I due Sinodi sulla famiglia (2014 e 2015) hanno fatto immaginare che Francesco voglia dare maggiore forza allo strumento sinodale, ma una riforma dello statuto non è ancora in cantiere. Ha indetto un nuovo Sinodo sui giovani che si terrà nel 2018 e forse in quell’occasione si andrà a qualcosa di nuovo. Le aperture alle famiglie «ferite», con la possibilità d’avere i sacramenti per divorziati risposati che si trovano in situazioni particolari (non possono tornare indietro e sono pentiti di quanto hanno fatto), gli hanno provocato le maggiori critiche. Altre, con apparizioni persino di manifesti anonimi sui muri di Roma all’inizio dello scorso febbraio, se le è attirate con le decisioni prese d’autorità, per esempio sull’Ordine di Malta e sui Francescani dell’Immacolata. Ma anche la sua continua battaglia per i poveri e i migranti l’espone ad attacchi, sia dentro che fuori la Chiesa: per esempio qui da noi da parte della Lega di Salvini, che lo ritiene corresponsabile dell’onda migratoria; e da parte della destra economica mondiale, a partire da quella statunitense, che lo considera «comunista».

Il riformatore più audace

Tutti i Papi sono stati sempre contestati, da dentro e da fuori, da destra e da sinistra. È lo scotto che la Chiesa Cattolica paga con la sua pretesa — unica sul pianeta — di affidare a una sola persona il governo di una realtà mondiale che raccoglie oltre un miliardo di battezzati. Ma se tutti i Papi sono contestati, i Papi riformatori sono contestati due volte: è un convincimento antico che nelle Chiese che non si debba mai cambiare nulla e chi propone mutamenti viene posto comunque sotto accusa. Bergoglio è il riformatore più audace tra i Papi contemporanei.
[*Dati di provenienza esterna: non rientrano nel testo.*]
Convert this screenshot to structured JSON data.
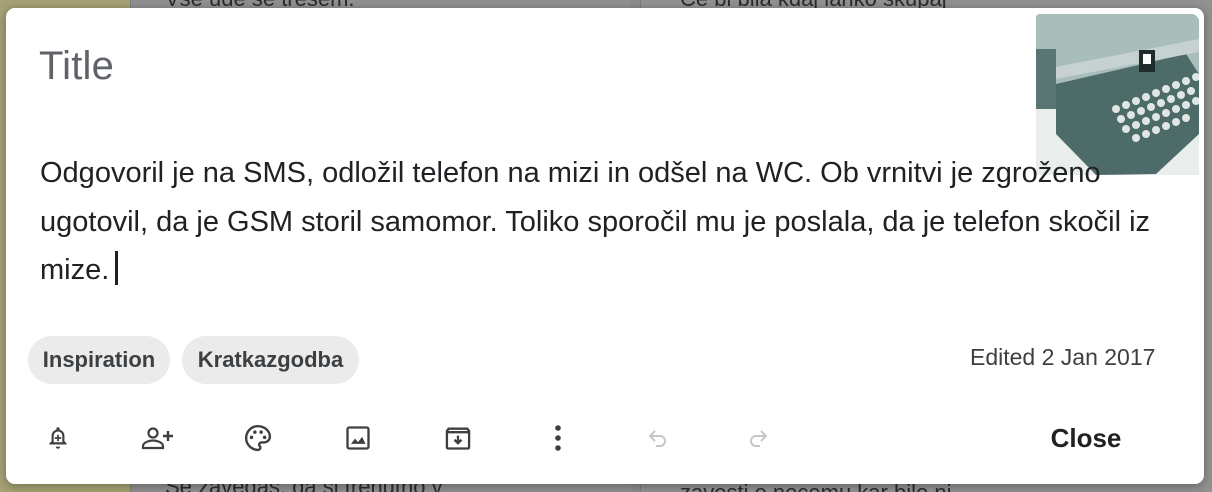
{
  "background": {
    "snippets": [
      "Vse ude se tresem.",
      "Ce bi bila kdaj lahko skupaj",
      "Se zavedas, da si trenutno v",
      "zavesti o necemu kar bilo ni"
    ]
  },
  "note": {
    "title_placeholder": "Title",
    "body": "Odgovoril je na SMS, odložil telefon na mizi in odšel na WC. Ob vrnitvi je zgroženo ugotovil, da je GSM storil samomor. Toliko sporočil mu je poslala, da je telefon skočil iz mize.",
    "labels": [
      "Inspiration",
      "Kratkazgodba"
    ],
    "edited": "Edited 2 Jan 2017",
    "image": "typewriter-photo"
  },
  "toolbar": {
    "icons": [
      "add-reminder-icon",
      "collaborator-icon",
      "palette-icon",
      "image-icon",
      "archive-icon",
      "more-vert-icon",
      "undo-icon",
      "redo-icon"
    ],
    "close_label": "Close"
  },
  "colors": {
    "text": "#202124",
    "muted": "#5f6368",
    "chip_bg": "#ebebeb",
    "disabled_icon": "#c4c7c5"
  }
}
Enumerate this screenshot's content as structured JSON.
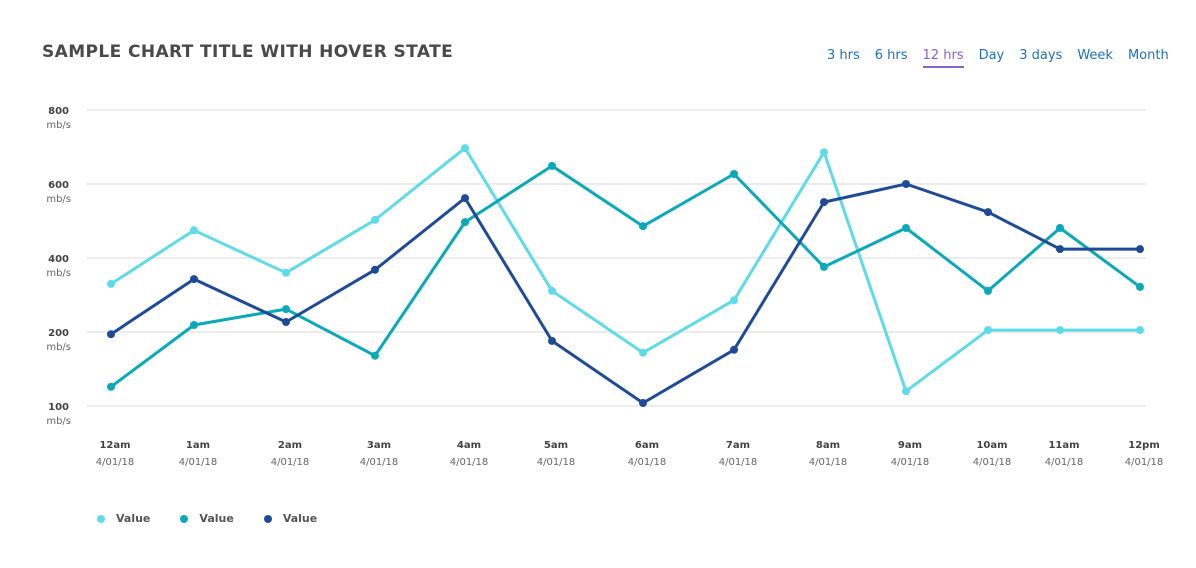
{
  "chart_data": {
    "type": "line",
    "title": "SAMPLE CHART TITLE WITH HOVER STATE",
    "xlabel": "",
    "ylabel": "",
    "y_ticks": [
      {
        "value": 800,
        "label": "800",
        "unit": "mb/s"
      },
      {
        "value": 600,
        "label": "600",
        "unit": "mb/s"
      },
      {
        "value": 400,
        "label": "400",
        "unit": "mb/s"
      },
      {
        "value": 200,
        "label": "200",
        "unit": "mb/s"
      },
      {
        "value": 100,
        "label": "100",
        "unit": "mb/s"
      }
    ],
    "ylim": [
      100,
      800
    ],
    "grid": true,
    "legend_position": "bottom-left",
    "categories": [
      {
        "time": "12am",
        "date": "4/01/18"
      },
      {
        "time": "1am",
        "date": "4/01/18"
      },
      {
        "time": "2am",
        "date": "4/01/18"
      },
      {
        "time": "3am",
        "date": "4/01/18"
      },
      {
        "time": "4am",
        "date": "4/01/18"
      },
      {
        "time": "5am",
        "date": "4/01/18"
      },
      {
        "time": "6am",
        "date": "4/01/18"
      },
      {
        "time": "7am",
        "date": "4/01/18"
      },
      {
        "time": "8am",
        "date": "4/01/18"
      },
      {
        "time": "9am",
        "date": "4/01/18"
      },
      {
        "time": "10am",
        "date": "4/01/18"
      },
      {
        "time": "11am",
        "date": "4/01/18"
      },
      {
        "time": "12pm",
        "date": "4/01/18"
      }
    ],
    "series": [
      {
        "name": "Value",
        "color": "#5fdbe8",
        "values": [
          330,
          475,
          360,
          503,
          697,
          311,
          172,
          286,
          686,
          120,
          205,
          205,
          205
        ]
      },
      {
        "name": "Value",
        "color": "#0aa9b9",
        "values": [
          126,
          219,
          262,
          168,
          497,
          649,
          486,
          627,
          376,
          481,
          311,
          481,
          322
        ]
      },
      {
        "name": "Value",
        "color": "#1f4a96",
        "values": [
          197,
          343,
          227,
          368,
          562,
          188,
          104,
          176,
          551,
          600,
          524,
          424,
          424
        ]
      }
    ]
  },
  "time_ranges": [
    {
      "label": "3 hrs",
      "active": false
    },
    {
      "label": "6 hrs",
      "active": false
    },
    {
      "label": "12 hrs",
      "active": true
    },
    {
      "label": "Day",
      "active": false
    },
    {
      "label": "3 days",
      "active": false
    },
    {
      "label": "Week",
      "active": false
    },
    {
      "label": "Month",
      "active": false
    }
  ],
  "colors": {
    "accent_active": "#8a62c9",
    "link": "#1f6fbf"
  }
}
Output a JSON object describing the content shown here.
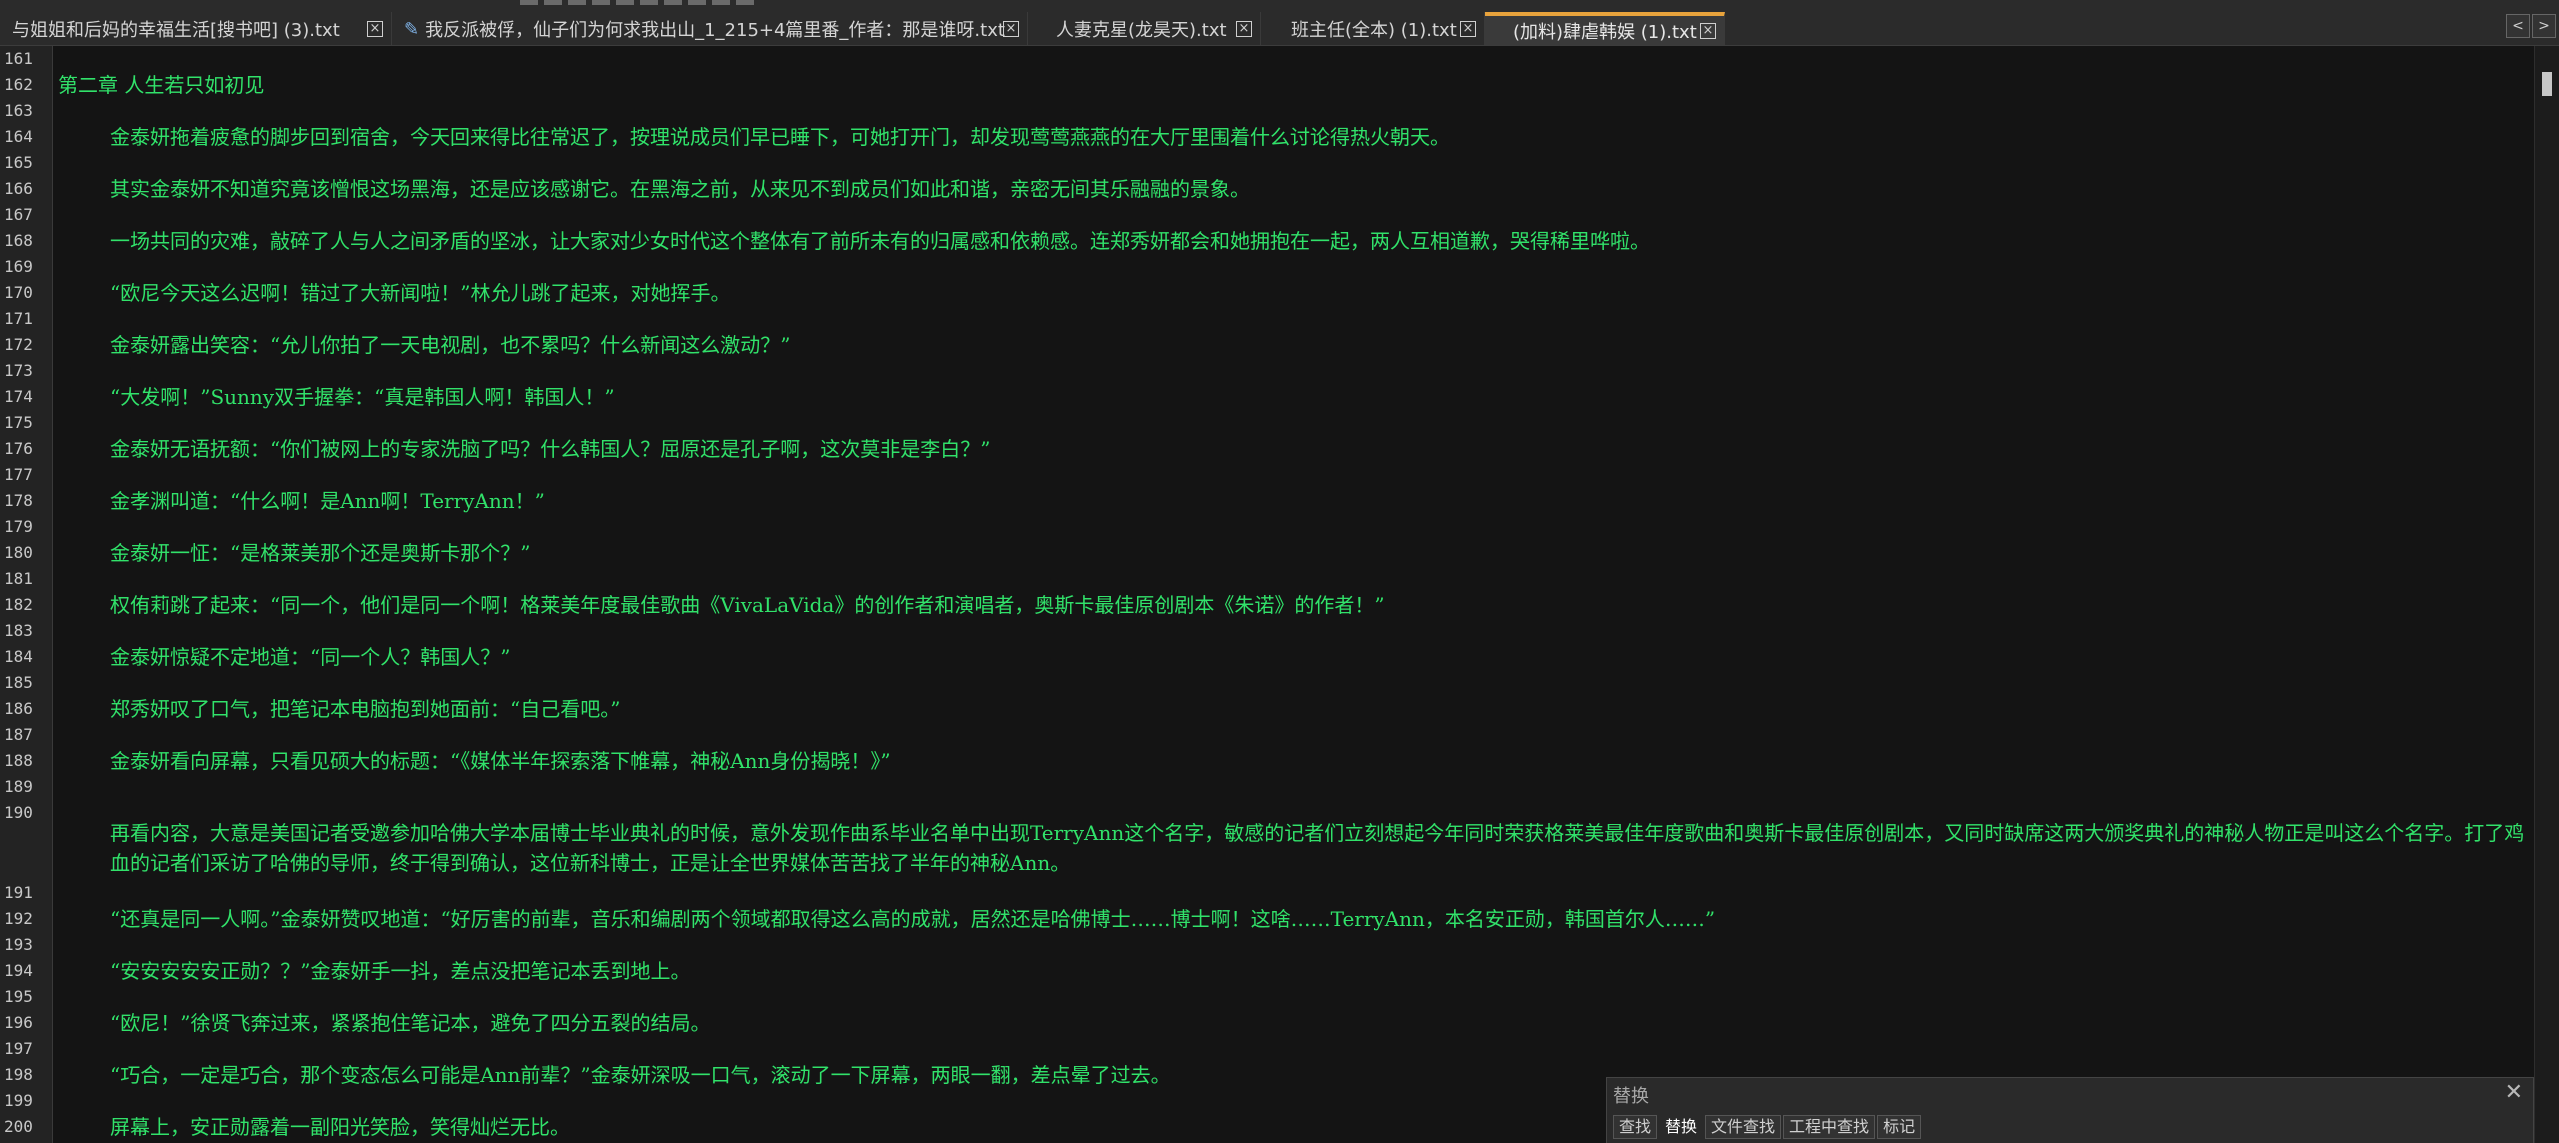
{
  "tabs": [
    {
      "label": "与姐姐和后妈的幸福生活[搜书吧] (3).txt",
      "close": "×",
      "modified": false,
      "active": false
    },
    {
      "label": "我反派被俘，仙子们为何求我出山_1_215+4篇里番_作者：那是谁呀.txt",
      "close": "×",
      "modified": true,
      "active": false
    },
    {
      "label": "人妻克星(龙昊天).txt",
      "close": "×",
      "modified": false,
      "active": false
    },
    {
      "label": "班主任(全本) (1).txt",
      "close": "×",
      "modified": false,
      "active": false
    },
    {
      "label": "(加料)肆虐韩娱 (1).txt",
      "close": "×",
      "modified": false,
      "active": true
    }
  ],
  "tab_nav": {
    "prev": "<",
    "next": ">"
  },
  "editor": {
    "text_color": "#31e26a",
    "lines": [
      {
        "n": "161",
        "text": ""
      },
      {
        "n": "162",
        "text": "第二章 人生若只如初见"
      },
      {
        "n": "163",
        "text": ""
      },
      {
        "n": "164",
        "text": "金泰妍拖着疲惫的脚步回到宿舍，今天回来得比往常迟了，按理说成员们早已睡下，可她打开门，却发现莺莺燕燕的在大厅里围着什么讨论得热火朝天。"
      },
      {
        "n": "165",
        "text": ""
      },
      {
        "n": "166",
        "text": "其实金泰妍不知道究竟该憎恨这场黑海，还是应该感谢它。在黑海之前，从来见不到成员们如此和谐，亲密无间其乐融融的景象。"
      },
      {
        "n": "167",
        "text": ""
      },
      {
        "n": "168",
        "text": "一场共同的灾难，敲碎了人与人之间矛盾的坚冰，让大家对少女时代这个整体有了前所未有的归属感和依赖感。连郑秀妍都会和她拥抱在一起，两人互相道歉，哭得稀里哗啦。"
      },
      {
        "n": "169",
        "text": ""
      },
      {
        "n": "170",
        "text": "“欧尼今天这么迟啊！错过了大新闻啦！”林允儿跳了起来，对她挥手。"
      },
      {
        "n": "171",
        "text": ""
      },
      {
        "n": "172",
        "text": "金泰妍露出笑容：“允儿你拍了一天电视剧，也不累吗？什么新闻这么激动？”"
      },
      {
        "n": "173",
        "text": ""
      },
      {
        "n": "174",
        "text": "“大发啊！”Sunny双手握拳：“真是韩国人啊！韩国人！”"
      },
      {
        "n": "175",
        "text": ""
      },
      {
        "n": "176",
        "text": "金泰妍无语抚额：“你们被网上的专家洗脑了吗？什么韩国人？屈原还是孔子啊，这次莫非是李白？”"
      },
      {
        "n": "177",
        "text": ""
      },
      {
        "n": "178",
        "text": "金孝渊叫道：“什么啊！是Ann啊！TerryAnn！”"
      },
      {
        "n": "179",
        "text": ""
      },
      {
        "n": "180",
        "text": "金泰妍一怔：“是格莱美那个还是奥斯卡那个？”"
      },
      {
        "n": "181",
        "text": ""
      },
      {
        "n": "182",
        "text": "权侑莉跳了起来：“同一个，他们是同一个啊！格莱美年度最佳歌曲《VivaLaVida》的创作者和演唱者，奥斯卡最佳原创剧本《朱诺》的作者！”"
      },
      {
        "n": "183",
        "text": ""
      },
      {
        "n": "184",
        "text": "金泰妍惊疑不定地道：“同一个人？韩国人？”"
      },
      {
        "n": "185",
        "text": ""
      },
      {
        "n": "186",
        "text": "郑秀妍叹了口气，把笔记本电脑抱到她面前：“自己看吧。”"
      },
      {
        "n": "187",
        "text": ""
      },
      {
        "n": "188",
        "text": "金泰妍看向屏幕，只看见硕大的标题：“《媒体半年探索落下帷幕，神秘Ann身份揭晓！》”"
      },
      {
        "n": "189",
        "text": ""
      },
      {
        "n": "190",
        "text": ""
      },
      {
        "n": "",
        "text": "再看内容，大意是美国记者受邀参加哈佛大学本届博士毕业典礼的时候，意外发现作曲系毕业名单中出现TerryAnn这个名字，敏感的记者们立刻想起今年同时荣获格莱美最佳年度歌曲和奥斯卡最佳原创剧本，又同时缺席这两大颁奖典礼的神秘人物正是叫这么个名字。打了鸡血的记者们采访了哈佛的导师，终于得到确认，这位新科博士，正是让全世界媒体苦苦找了半年的神秘Ann。"
      },
      {
        "n": "191",
        "text": ""
      },
      {
        "n": "192",
        "text": "“还真是同一人啊。”金泰妍赞叹地道：“好厉害的前辈，音乐和编剧两个领域都取得这么高的成就，居然还是哈佛博士……博士啊！这啥……TerryAnn，本名安正勋，韩国首尔人……”"
      },
      {
        "n": "193",
        "text": ""
      },
      {
        "n": "194",
        "text": "“安安安安安正勋？？”金泰妍手一抖，差点没把笔记本丢到地上。"
      },
      {
        "n": "195",
        "text": ""
      },
      {
        "n": "196",
        "text": "“欧尼！”徐贤飞奔过来，紧紧抱住笔记本，避免了四分五裂的结局。"
      },
      {
        "n": "197",
        "text": ""
      },
      {
        "n": "198",
        "text": "“巧合，一定是巧合，那个变态怎么可能是Ann前辈？”金泰妍深吸一口气，滚动了一下屏幕，两眼一翻，差点晕了过去。"
      },
      {
        "n": "199",
        "text": ""
      },
      {
        "n": "200",
        "text": "屏幕上，安正勋露着一副阳光笑脸，笑得灿烂无比。"
      }
    ]
  },
  "find_panel": {
    "title": "替换",
    "close": "✕",
    "tabs": [
      "查找",
      "替换",
      "文件查找",
      "工程中查找",
      "标记"
    ],
    "active_tab": "替换"
  }
}
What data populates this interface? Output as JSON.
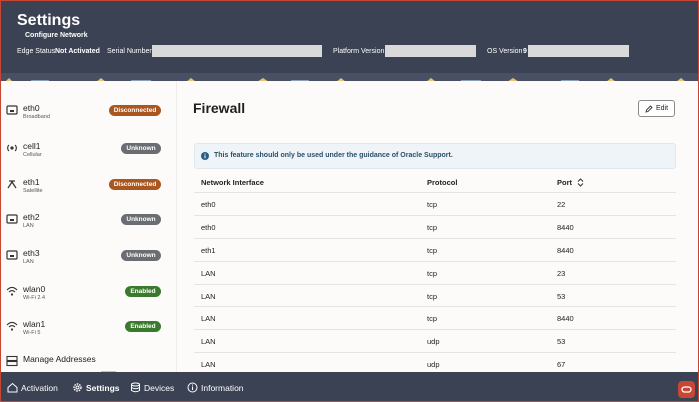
{
  "header": {
    "title": "Settings",
    "subtitle": "Configure Network",
    "edge_status_label": "Edge Status",
    "edge_status_value": "Not Activated",
    "serial_label": "Serial Number",
    "platform_label": "Platform Version",
    "os_label": "OS Version",
    "os_value": "9"
  },
  "colors": {
    "header_bg": "#3b4253",
    "disconnected": "#a9561f",
    "unknown": "#6a6d72",
    "enabled": "#3a7a2e",
    "accent": "#c74634"
  },
  "sidebar": {
    "items": [
      {
        "name": "eth0",
        "sub": "Broadband",
        "status": "Disconnected",
        "icon": "ethernet-icon"
      },
      {
        "name": "cell1",
        "sub": "Cellular",
        "status": "Unknown",
        "icon": "cellular-icon"
      },
      {
        "name": "eth1",
        "sub": "Satellite",
        "status": "Disconnected",
        "icon": "satellite-icon"
      },
      {
        "name": "eth2",
        "sub": "LAN",
        "status": "Unknown",
        "icon": "ethernet-icon"
      },
      {
        "name": "eth3",
        "sub": "LAN",
        "status": "Unknown",
        "icon": "ethernet-icon"
      },
      {
        "name": "wlan0",
        "sub": "Wi-Fi 2.4",
        "status": "Enabled",
        "icon": "wifi-icon"
      },
      {
        "name": "wlan1",
        "sub": "Wi-Fi 5",
        "status": "Enabled",
        "icon": "wifi-icon"
      }
    ],
    "manage_label": "Manage Addresses"
  },
  "main": {
    "title": "Firewall",
    "edit_label": "Edit",
    "info_text": "This feature should only be used under the guidance of Oracle Support.",
    "columns": [
      "Network Interface",
      "Protocol",
      "Port"
    ],
    "rows": [
      [
        "eth0",
        "tcp",
        "22"
      ],
      [
        "eth0",
        "tcp",
        "8440"
      ],
      [
        "eth1",
        "tcp",
        "8440"
      ],
      [
        "LAN",
        "tcp",
        "23"
      ],
      [
        "LAN",
        "tcp",
        "53"
      ],
      [
        "LAN",
        "tcp",
        "8440"
      ],
      [
        "LAN",
        "udp",
        "53"
      ],
      [
        "LAN",
        "udp",
        "67"
      ]
    ]
  },
  "bottom_nav": {
    "tabs": [
      {
        "label": "Activation",
        "icon": "home-icon"
      },
      {
        "label": "Settings",
        "icon": "gear-icon",
        "active": true
      },
      {
        "label": "Devices",
        "icon": "database-icon"
      },
      {
        "label": "Information",
        "icon": "info-icon"
      }
    ]
  }
}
Infine Francesco è contestato tre volte a motivo della sua libertà di parola, che chiama «parresia», con parola greca che prende dal Nuovo Testamento. Tutti i Papi recenti cercavano di attenuare con il proprio linguaggio il risentimento di quanti non erano d’accordo. Seppure dovevano contraddirli, provavano a farlo con buone parole. Papa Francesco invece non si preoccupa di tenere buoni gli oppositori e — qui è la più sorprendente delle sue novità — persino polemizza con loro, dicendo per esempio che quanti vogliono «tornare indietro» rispetto al Concilio Vaticano II sono «stolti» e «testardi». Si tratta di un atteggiamento spregiudicato che è forse attribuibile alla «libertà di spirito» dei gesuiti, che è famosa; e che agita oppositori e sostenitori oltre l’oggettiva valenza delle singole vicende.

Le drammatizzazioni

Sommando i tre fattori generatori di vive reazioni si ottiene un conflitto tra esaltazione e contestazione che accompagna la narrazione d’ogni giornata papale e che è più forte rispetto a quanto abbiamo conosciuto con tutti i Papi dell’ultimo secolo. Abbondano gli esempi di drammatizzazioni ingenue degli antagonisti, che si esprimono soprattutto nel Web: la rinuncia di Benedetto non fu libera e dunque non è valida, Francesco non è stato eletto nel rispetto delle norme canoniche, non è adeguato al compito al quale è stato chiamato, sta portando la Chiesa alla rovina. I sostenitori tessono, a specchio degli accusatori, lodi altrettanto esagerate, anche queste più nella Rete che nella realtà: Papa Bergoglio ha liberato la Chiesa dalla sindrome della sconfitta storica, ha riportato i fedeli al confessionale, ha già ottenuto una ripresa delle vocazioni, se non fosse ostacolato dalla Curia e dagli episcopati potrebbe fare molto di più.

I cinque cambiamenti (veri)

Liberandolo dalle due ali più chiassose ma poco consistenti, il dibattito su Francesco ha acquisito, in quattro primavere, alcuni punti essenziali condivisi dalla grande maggioranza dei cattolici e degli osservatori: sotto il suo regno c’è una nuova serenità nella Chiesa e nel suo rapporto con l’umanità circostante, si viene affermando un nuovo linguaggio delle guide della Chiesa più vicino alla cultura post-moderna, si registra una minore conflittualità delle comunità cattoliche nazionali con i rispettivi Parlamenti, un loro maggiore impegno sul fronte umanitario ed ecologico.